La XVIII edizione del Premio Civitas è stata selezionata tra le iniziative meritevoli del finanziamento regionale nell’ambito della misura 1.12 relativa alla promozione turistico-culturale della Campania


Il Premio Civitas 2013, previsto per Settembre a Pozzuoli, è stato rinviato a data da destinarsi in segno di lutto per le vittime dell’incidente del bus di Monteforte Irpino che ha colpito duramente la comunità puteolana.
Nato negli anni novanta da un’idea di Paolo Lubrano in sinergia con l’Amministrazione Comunale di Pozzuoli, il Premio Civitas ha come finalità quella di promuovere e valorizzare le bellezze, artistiche e naturali, la storia e la cultura della città e viene assegnato a grandi personalità del mondo dell’arte, della cultura e dello spettacolo che diventano i testimonial ideali della città di Pozzuoli. Nel palmares: Sophia Loren, Giancarlo Giannini, Ornella Muti, Lucio Dalla, Renzo Arbore, Lina Wertmuller, Michele Placido, Katia Ricciarelli, Edoardo Sanguineti, Michele Prisco, Gianni Minà, ??Tilda Swinton, Dante Ferretti, Maria Schneider, Mimmo Jodice e tanti altri.
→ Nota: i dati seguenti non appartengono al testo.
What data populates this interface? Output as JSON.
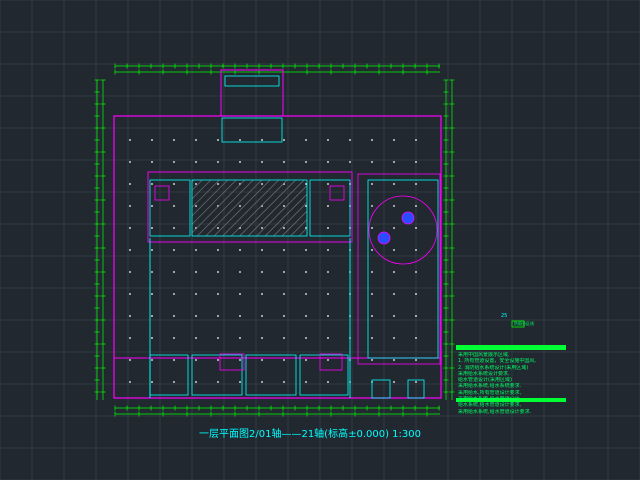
{
  "title": "一层平面图2/01轴——21轴(标高±0.000)   1:300",
  "legend": {
    "label": "25",
    "item": "防烟分区线"
  },
  "notes": [
    "采用中国风景展示区域,",
    "1. 所有管道设置，安全设施中国风,",
    "2. 消防给水系统设计(采用区域)",
    "   采用给水系统设计要求,",
    "   给水管道设计(采用区域)",
    "   采用给水系统,给水系统要求.",
    "   ",
    "采用给水,所有管道设计要求,",
    "   采用给水系统,给水管道设计,",
    "   给水系统,给水管道设计要求,",
    "   采用给水系统,给水管道设计要求."
  ],
  "colors": {
    "background": "#212830",
    "grid": "#3c4650",
    "axis": "#00ff00",
    "wall": "#ff00ff",
    "structure": "#00ffff",
    "text": "#00ff66"
  }
}
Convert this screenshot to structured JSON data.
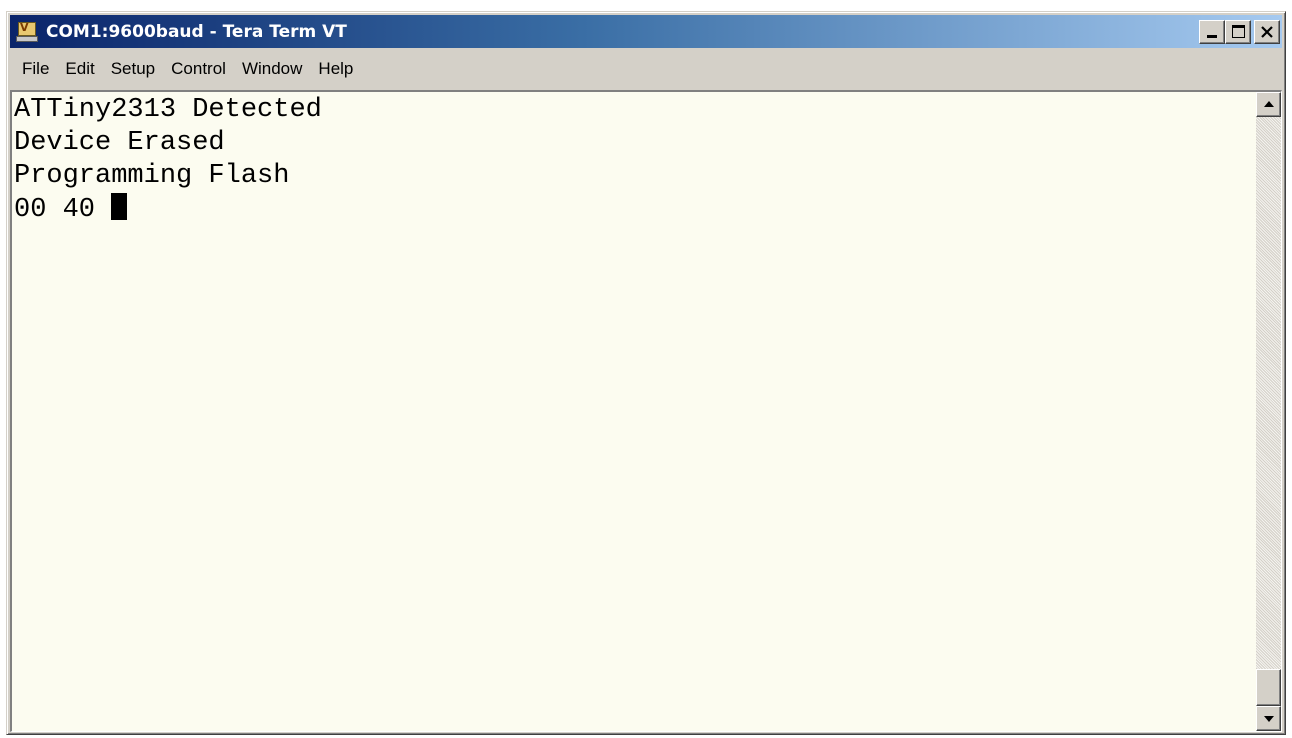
{
  "window": {
    "title": "COM1:9600baud - Tera Term VT",
    "icon": "tera-term-icon"
  },
  "caption_buttons": {
    "minimize_icon": "minimize-icon",
    "maximize_icon": "maximize-icon",
    "close_icon": "close-icon"
  },
  "menu": {
    "items": [
      "File",
      "Edit",
      "Setup",
      "Control",
      "Window",
      "Help"
    ]
  },
  "terminal": {
    "lines": [
      "ATTiny2313 Detected",
      "Device Erased",
      "Programming Flash",
      "00 40 "
    ],
    "background_color": "#fcfcf0",
    "text_color": "#000000"
  },
  "scrollbar": {
    "up_icon": "arrow-up-icon",
    "down_icon": "arrow-down-icon"
  },
  "colors": {
    "titlebar_start": "#0a246a",
    "titlebar_end": "#a6caf0",
    "chrome": "#d4d0c8"
  }
}
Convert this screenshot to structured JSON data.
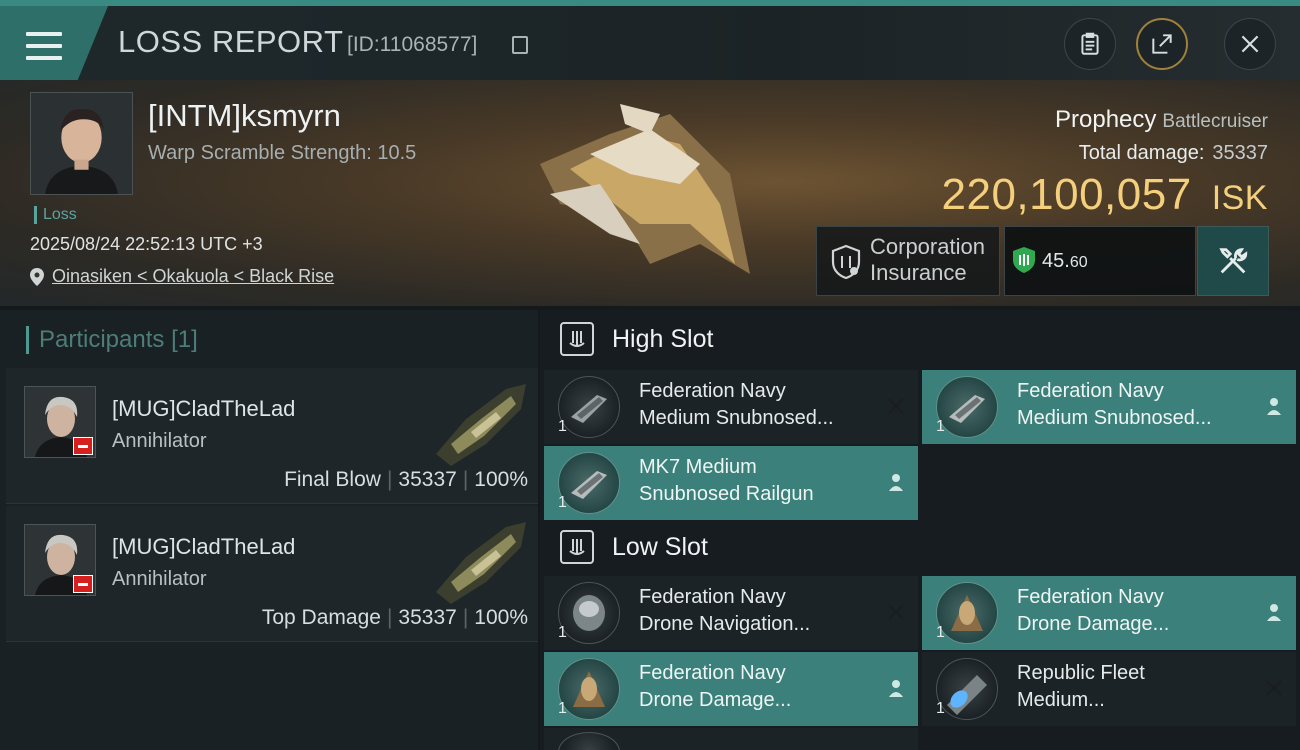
{
  "header": {
    "title": "LOSS REPORT",
    "report_id": "[ID:11068577]"
  },
  "victim": {
    "name": "[INTM]ksmyrn",
    "warp_scramble": "Warp Scramble Strength: 10.5",
    "tag": "Loss",
    "datetime": "2025/08/24 22:52:13 UTC +3",
    "location": "Oinasiken < Okakuola < Black Rise",
    "ship_name": "Prophecy",
    "ship_class": "Battlecruiser",
    "total_damage_label": "Total damage:",
    "total_damage_value": "35337",
    "isk_value": "220,100,057",
    "isk_unit": "ISK",
    "insurance_line1": "Corporation",
    "insurance_line2": "Insurance",
    "security_value": "45.",
    "security_decimals": "60"
  },
  "participants": {
    "heading": "Participants",
    "count": "[1]",
    "items": [
      {
        "name": "[MUG]CladTheLad",
        "ship": "Annihilator",
        "role": "Final Blow",
        "damage": "35337",
        "percent": "100%"
      },
      {
        "name": "[MUG]CladTheLad",
        "ship": "Annihilator",
        "role": "Top Damage",
        "damage": "35337",
        "percent": "100%"
      }
    ]
  },
  "slots": {
    "high": {
      "label": "High Slot",
      "items": [
        {
          "line1": "Federation Navy",
          "line2": "Medium Snubnosed...",
          "qty": "1",
          "status": "destroyed"
        },
        {
          "line1": "Federation Navy",
          "line2": "Medium Snubnosed...",
          "qty": "1",
          "status": "dropped"
        },
        {
          "line1": "MK7 Medium",
          "line2": "Snubnosed Railgun",
          "qty": "1",
          "status": "dropped"
        }
      ]
    },
    "low": {
      "label": "Low Slot",
      "items": [
        {
          "line1": "Federation Navy",
          "line2": "Drone Navigation...",
          "qty": "1",
          "status": "destroyed"
        },
        {
          "line1": "Federation Navy",
          "line2": "Drone Damage...",
          "qty": "1",
          "status": "dropped"
        },
        {
          "line1": "Federation Navy",
          "line2": "Drone Damage...",
          "qty": "1",
          "status": "dropped"
        },
        {
          "line1": "Republic Fleet",
          "line2": "Medium...",
          "qty": "1",
          "status": "destroyed"
        }
      ]
    }
  },
  "colors": {
    "accent": "#3b807a",
    "isk": "#f4cf7c",
    "loss_badge": "#d62020"
  }
}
La XVIII edizione del Premio Civitas è stata selezionata tra le iniziative meritevoli del finanziamento regionale nell’ambito della misura 1.12 relativa alla promozione turistico-culturale della Campania.
Quest’anno, in occasione del bicentenario della nascita di Giuseppe VerdiRichard Wagner, il “Premio Civitas” intendeva celebrare i due grandi geni della musica dedicando loro un concerto  nel favoloso scenario del Tempio di Serapide in Pozzuoli.
Per l’esecuzione del concerto, che prevedeva un’alternanza di brani dei due compositori, era stata chiamata l’Orchestra del Teatro San Carlo e la direzione era stata affidata al Maestro di fama internazionale Carlo Ponti Junior, a cui è stato assegnato il Premio Civitas 2013.
Per l’evento era stata progettata, in collaborazione e con il pieno sostegno della Soprintendenza Speciale per i Beni Archeologici di Napoli e Pompei, una speciale arena, con mille posti a sedere, nei giardini del Tempio di Serapide.
Già da questi pochi elementi base si può comprendere che l’edizione 2013 sarebbe stata caratterizzata da un insieme di ingredienti di straordinario valore che, sapientemente dosati e miscelati tra loro, avrebbero dato vita a un evento culturale unico, irripetibile e ad altissimo impatto mediatico in Italia e in Europa.